16F876A CCP1 Capture/Interrupt Question
Hi,
I am experimenting with using the 16F876A to measure the turn off time of a phototransistor. I have tried two ways, just to see how much difference there would be in the time. The first way is using the RB0 input to generate an interrupt, and the 2nd is using the capture feature on pin RC2/CCP1.
1st method:
1. Turn off the LED that points at the phototransistor
2. Reset the timer1 high and low bytes to zero
3. When program jumps to ISR, read value of Timer 1. Result is 204uS
2nd method:
1. Turn off the LED that points at the phototransistor
2. Reset the timer1 high and low bytes to zero
3. Poll the CCP1IF flag in a loop until it goes high, and then read the value of the CCP1 high and low byte registers. Result is 188uS, which is almost exactly the same as I measure on an oscilloscope.
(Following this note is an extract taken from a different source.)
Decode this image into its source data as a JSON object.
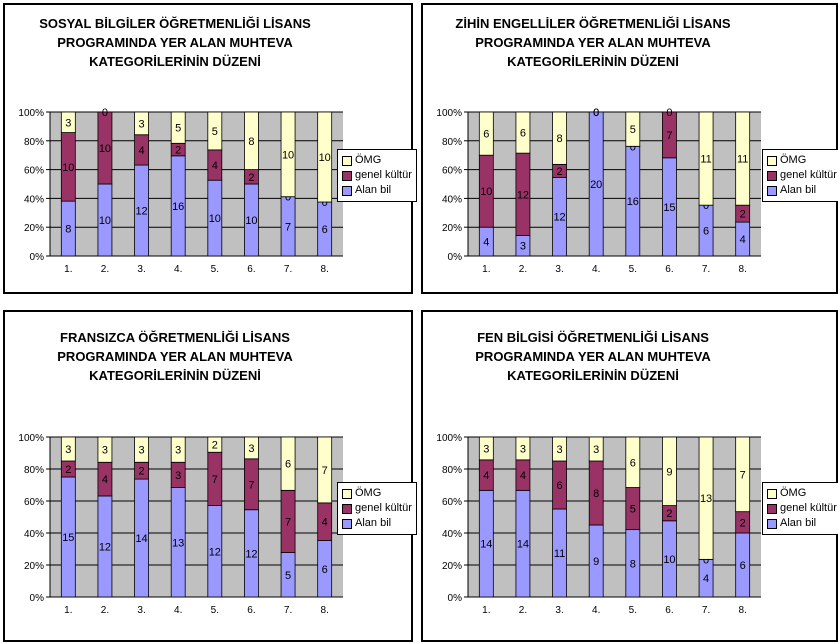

With 2nd method, I had expected to do it the same way as the first... I thought program would jump to ISR when pin RC2 went high, but it did not work. So my question is, why doesn't the program jump to the Interrupt handler when the CCP1IF flag gets set? If it did then I would not need to poll the pin in a loop. Would I be doing something wrong or is that how it is supposed to work? Thanks for any answers.
Oscilloscope is a better way
If an event is slow, say many milliseconds, then software measurements such as you are trying can give reasonable results. However I would expect the turnon or turnoff time of a phototransistor with say a 4k7 load resistor to be only a few tens of microseconds. This is way too fast to easily measure in software IMHO. Unless you get deep into the assembly code produced by PBP and your assembler (PM or MPASM) you will not know how many machine code instructions lie between the event and the display of that event. That makes such a measurement in code a rather hit or miss affair.
There are no published timings for PBP commands because many of them are variable. For example the instruction "If A > B then" takes different times for a byte compare vs a word compare.
If at all possible, use an independent hardware device, an oscilloscope or logic analyser, to get believable and repeatable measurements.